RELIEF trickled through global markets yesterday as a series of polls showed the strongest growth in the services sector since the financial crisis began, fuelling hopes of recovery.
Shares rose on both sides of the Atlantic after the UK service purchasing managers survey surprised analysts by jumping 3.9 points to 58.4 for February – its highest level since January 2007. The gain, greeted as “staggeringly good” by Investec chief economist David Page, was closely followed by a 2.5-point increase in the US Institute for Supply Management index to 53.
The numbers suggested the dominant retail and construction industries had shaken off the ill effects of a cold winter and the rebound in the rate of VAT to expand at their fastest pace for years.
Traders took heart from the data, sending the FTSE 100 up 0.9 per cent to 5,533.21. The S&P 500 put on half a point to close at 1,118.79, although the Dow Jones and the Nasdaq both declined slightly.
Paul Smith of Markit Economics, which compiles the UK index with the Chartered Institute of Purchasing & Supply, said: “When combined with positive manufacturing results, February’s PMI surveys augur well for the economy to build on the momentum of exiting recession.”

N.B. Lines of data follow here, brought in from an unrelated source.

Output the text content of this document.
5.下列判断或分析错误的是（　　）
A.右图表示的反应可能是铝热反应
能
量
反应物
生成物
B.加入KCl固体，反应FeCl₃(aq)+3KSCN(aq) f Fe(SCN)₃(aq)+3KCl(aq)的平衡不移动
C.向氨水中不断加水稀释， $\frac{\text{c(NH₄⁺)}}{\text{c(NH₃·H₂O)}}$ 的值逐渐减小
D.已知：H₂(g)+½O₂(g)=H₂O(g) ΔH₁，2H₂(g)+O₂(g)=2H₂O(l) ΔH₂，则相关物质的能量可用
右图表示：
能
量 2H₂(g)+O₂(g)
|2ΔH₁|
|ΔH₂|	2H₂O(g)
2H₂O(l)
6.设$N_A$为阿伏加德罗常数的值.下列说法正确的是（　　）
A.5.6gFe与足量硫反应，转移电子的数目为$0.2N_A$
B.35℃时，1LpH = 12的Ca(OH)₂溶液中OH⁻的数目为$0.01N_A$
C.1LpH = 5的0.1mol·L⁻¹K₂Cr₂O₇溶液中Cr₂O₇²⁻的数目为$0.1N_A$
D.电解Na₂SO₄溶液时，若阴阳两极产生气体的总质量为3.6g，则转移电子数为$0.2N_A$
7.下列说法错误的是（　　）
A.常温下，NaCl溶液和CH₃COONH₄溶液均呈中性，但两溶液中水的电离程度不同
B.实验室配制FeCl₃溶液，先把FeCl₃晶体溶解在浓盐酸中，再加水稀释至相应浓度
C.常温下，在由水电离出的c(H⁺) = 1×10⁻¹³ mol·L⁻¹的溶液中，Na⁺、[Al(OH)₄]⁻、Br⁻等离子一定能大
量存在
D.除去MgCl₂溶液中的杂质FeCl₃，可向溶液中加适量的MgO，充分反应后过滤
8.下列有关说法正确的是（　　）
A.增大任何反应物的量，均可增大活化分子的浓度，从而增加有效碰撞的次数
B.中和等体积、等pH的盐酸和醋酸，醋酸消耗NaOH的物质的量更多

Sterling was given a reprieve after a period of sustained pressure due to fears over Greece’s public finances. The pound rallied above the psychologically important $1.50 mark, closing 0.7 per cent up at $1.5124.
In America, more good news came in the form of fewer monthly job losses than at any point since January 2008. Around 20,000 private sector redundancies were made in February, 40,000 fewer than January and significantly below the level expected by onlookers.
While economists speculated the labour market may finally be stabilising, the Federal Reserve’s influential Beige Book dampened spirits slightly. It said the US economy had rebounded only at a “modest” pace this year, with a “slight improvement” in consumer spending. Disappointment came in stronger form from the eurozone, where the PMI stayed flat at 53.7 in February, lagging growth in the US and UK.